According to the National Institute of Diabetes and Digestive and Kidney Diseases (NIDDK), people with porphyria can experience a number of symptoms, including skin symptoms, such as blistering from sun exposure. Warren notes that people who suffer from porphyria have described the pain associated with it as reaching worse levels than labor pains. Symptoms can also present with pain in the abdominal, back, legs and arms, as well as digestive symptoms such as constipation, nausea, and vomiting.

“That’s when it starts to give rise to apparent bouts of madness where people sort of move away from a level of reality,” Warren explains. “And that can give rise to things like sleeplessness People can start to talk, become incoherent, can start babbling.”

With a severe attack, a person’s pain can become so unbearable that their general cognition can deteriorate. This tracks the various symptoms that George III in the Netflix series appears to display.

At the end of Episode Three, for the first time, Queen Charlotte finds the monarch in what appears to be the throws of a manic episode.

While senselessly muttering to himself, he appears to have been scribblings drawings on a wall for hours. Soon after finding him, Charlotte follows him as he wanders out into the moonlight to take off his clothes and declare his love for the goddess Venus.

Other episodes of the series show George III in deep anguish, often doubled over in pain.

How did affect King George III’s madness affect his ability to rule?

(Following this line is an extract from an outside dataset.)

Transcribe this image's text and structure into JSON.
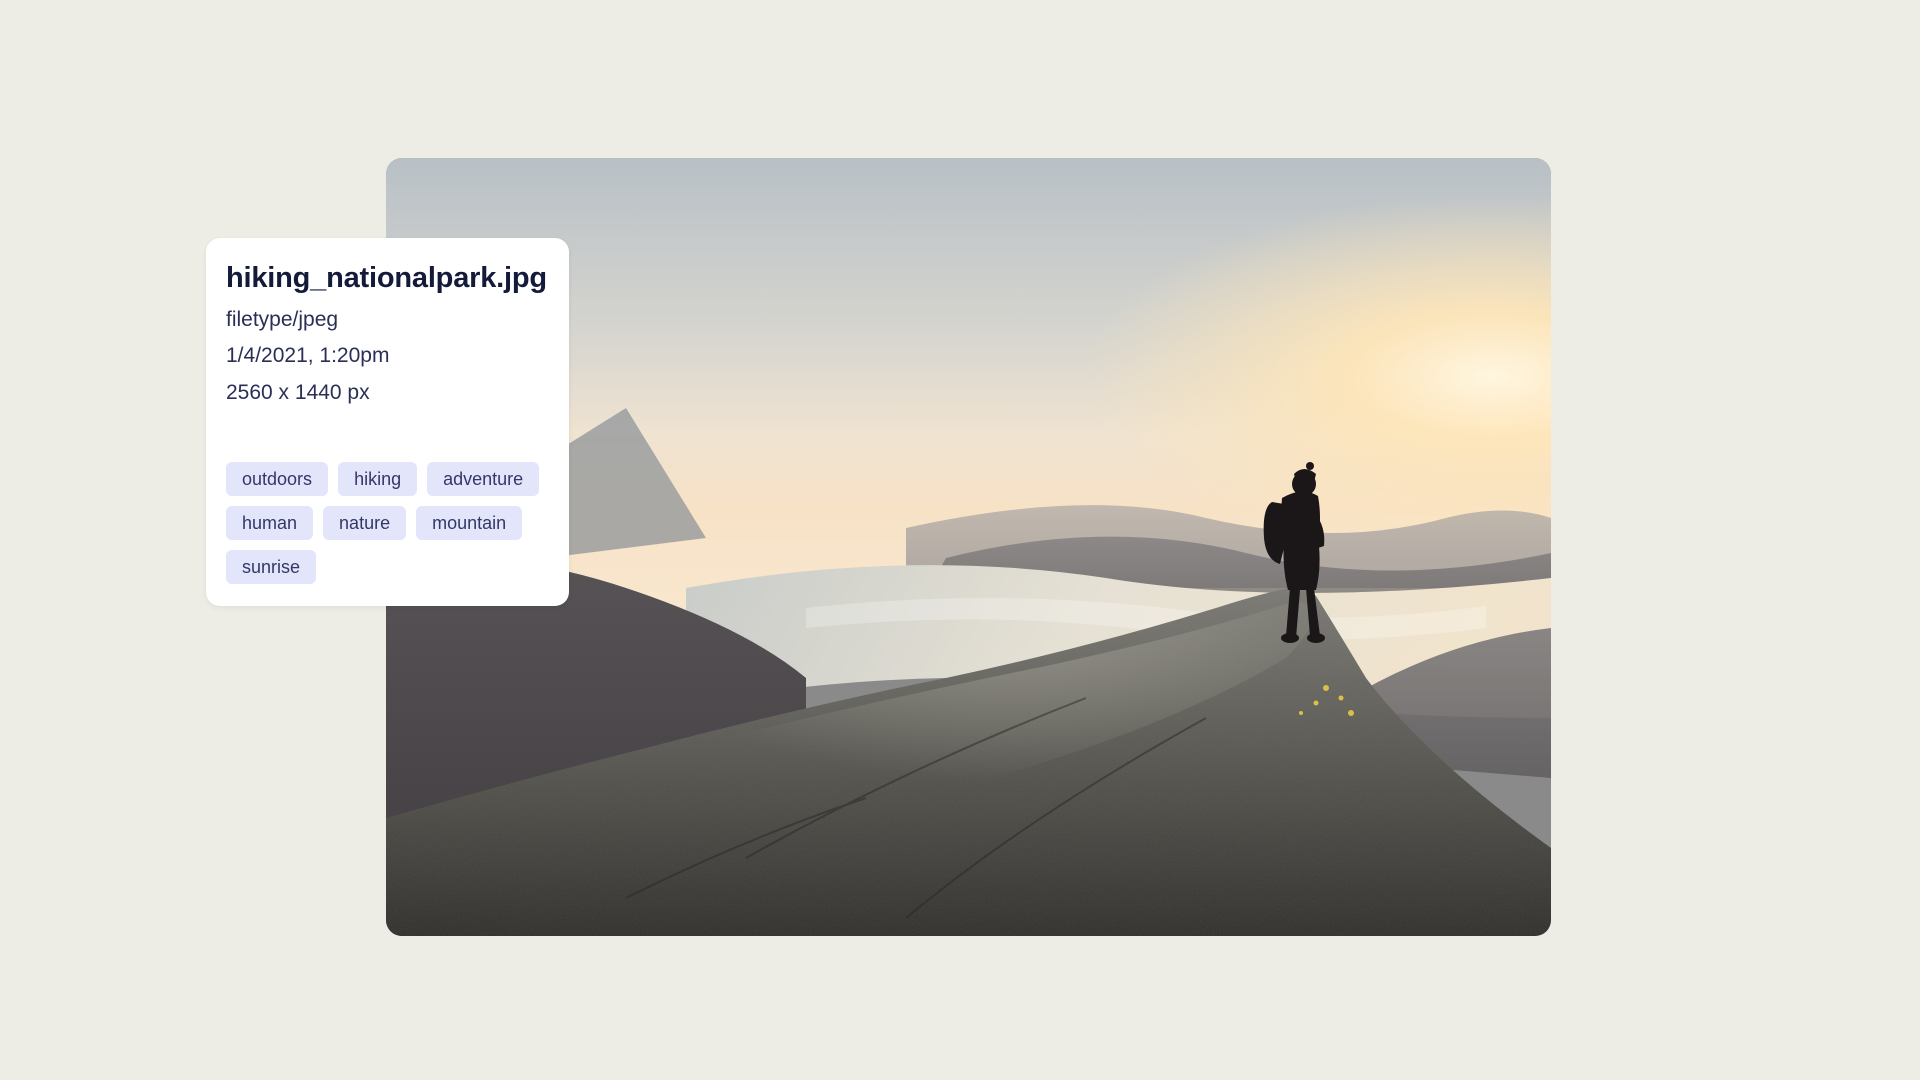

In “Queen Charlotte: A Bridgerton Story,” George III’s increasing mental health becomes a concern to the parliament members around him. In reality, the monarch’s condition pushed Parliament to nominate his son, the Prince of Wales as regent with the Regency Bill of 1789.

Though the king recovered before his son could step in, Parliament would later have to pass Regency Acts at other periods in George III’s life. For instance, in 1810, after the death of his youngest daughter, Princess Amelia, King George III experienced another spell of mental illness and a bill called the “Care of King During his Illness, etc. Act 1811” was enacted.

Due to the act, George III’s oldest son George, Prince of Wales, became appointed prince regent until his father died in 1820.